James won a Shark Tank-style business competition hosted by Sproutbox at Indiana University in 2009, which came with a $250k seed round to build the MVP. The terms were aggressive—30% equity—but as a designer without a founding team, he viewed it as essential. "It gave me an opportunity that I wouldn't have had... being a designer and not having the team in place. They were able to take folks like me with hustle and an idea and kind of provide the team to build the MVP." The resulting product focused narrowly on the proposal process: drafting, manager approval, sending, and e-signature closure. Unlike competitors like DocSend (which emphasized marketing and document management broadly) or RightSignature (pure e-signature point solutions), Proposable owned the specific sales proposal lifecycle.
Proposable's customer acquisition strategy was elegant and organic. James created a collection of proposal templates—agency proposals, social media proposals, web design proposals—and published them online. These templates ranked exceptionally well on Google for high-intent keywords like "proposal software." Organic search traffic converted into customers naturally. "We have a lot of proposal templates on the web that rank really high," James notes. "We get a lot of folks coming through that and we rank well organically for proposal software." This SEO-driven lead magnet became his primary customer acquisition channel.
By the time of the interview, Proposable had grown to ~500 paying seats across ~300 businesses, generating roughly $25k in monthly recurring revenue at an average seat price of around $50/month. However, the company faced a critical problem: it was flat year-over-year. James admits monthly logo churn was running 5-10%, which meant new customer acquisition was barely offsetting losses. When pressed on why customers left, he identified two key friction points. First, the competitive landscape was intensifying—other tools were improving, making it easier for customers to jump ship if they weren't deeply engaged. Second, and more actionable, was the migration problem: "One of the main friction points actually is moving their content from wherever they have it—Microsoft Word, Excel, Dropbox—getting it into our platform. When people don't quite get their content in, it's not as sticky." Customers who fully committed and migrated their proposals into Proposable stayed; those who tried it without fully onboarding churned.
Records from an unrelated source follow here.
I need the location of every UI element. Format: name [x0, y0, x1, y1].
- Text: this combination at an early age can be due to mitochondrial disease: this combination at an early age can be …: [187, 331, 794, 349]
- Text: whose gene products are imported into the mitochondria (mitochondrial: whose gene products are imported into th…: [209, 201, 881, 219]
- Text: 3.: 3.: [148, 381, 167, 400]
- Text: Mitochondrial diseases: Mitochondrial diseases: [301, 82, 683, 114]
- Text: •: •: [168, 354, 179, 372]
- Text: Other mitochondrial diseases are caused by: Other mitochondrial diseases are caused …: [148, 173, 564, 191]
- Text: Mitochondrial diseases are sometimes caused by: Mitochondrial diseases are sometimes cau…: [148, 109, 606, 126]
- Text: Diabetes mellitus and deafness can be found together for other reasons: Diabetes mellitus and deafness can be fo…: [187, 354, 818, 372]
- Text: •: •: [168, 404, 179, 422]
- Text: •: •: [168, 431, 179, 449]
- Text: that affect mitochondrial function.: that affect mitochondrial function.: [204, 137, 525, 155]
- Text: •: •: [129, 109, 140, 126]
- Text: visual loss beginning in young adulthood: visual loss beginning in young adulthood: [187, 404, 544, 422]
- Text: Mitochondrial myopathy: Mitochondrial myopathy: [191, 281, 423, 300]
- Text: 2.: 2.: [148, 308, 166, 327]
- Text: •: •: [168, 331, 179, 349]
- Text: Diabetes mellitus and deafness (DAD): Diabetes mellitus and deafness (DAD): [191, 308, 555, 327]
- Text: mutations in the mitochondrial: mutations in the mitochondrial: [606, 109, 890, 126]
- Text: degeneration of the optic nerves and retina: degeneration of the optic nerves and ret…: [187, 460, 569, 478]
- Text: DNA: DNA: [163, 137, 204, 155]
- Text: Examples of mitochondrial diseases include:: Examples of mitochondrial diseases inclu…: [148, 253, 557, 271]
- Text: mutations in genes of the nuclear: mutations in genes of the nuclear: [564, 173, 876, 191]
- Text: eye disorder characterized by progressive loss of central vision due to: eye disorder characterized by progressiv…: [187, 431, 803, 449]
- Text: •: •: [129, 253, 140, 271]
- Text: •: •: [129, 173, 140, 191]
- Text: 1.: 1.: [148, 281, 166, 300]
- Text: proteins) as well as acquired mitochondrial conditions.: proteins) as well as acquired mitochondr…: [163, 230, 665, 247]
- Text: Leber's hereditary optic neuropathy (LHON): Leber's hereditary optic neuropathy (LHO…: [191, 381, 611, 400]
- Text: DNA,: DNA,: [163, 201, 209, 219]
Proposable remains a lean, five-person team spread across the country. James bootstrapped growth through organic search and template SEO rather than paid marketing or outbound sales. At $25k MRR and flat growth, the business was generating roughly $300k ARR—respectable but stalled. When Nathan Latka suggested James could sell for a multiple of revenue (even conservatively 1-2x ARR would yield a six-figure payout after returning capital to the seed investor), James hesitated. "I'm an entrepreneur," he admitted, hinting that he had multiple projects brewing. "This has been my main focus since the beginning, but yeah, is there another project you're more excited about?" The implication was clear: while Proposable worked, it wasn't scaling explosively, and James's attention was fragmenting. His advice to his younger self summed up the tension: "Focus on finding something that you're good at and you enjoy as quick as possible." For Proposable, the challenge was clear—reduce churn through better onboarding, or risk watching talented founder attention drift elsewhere.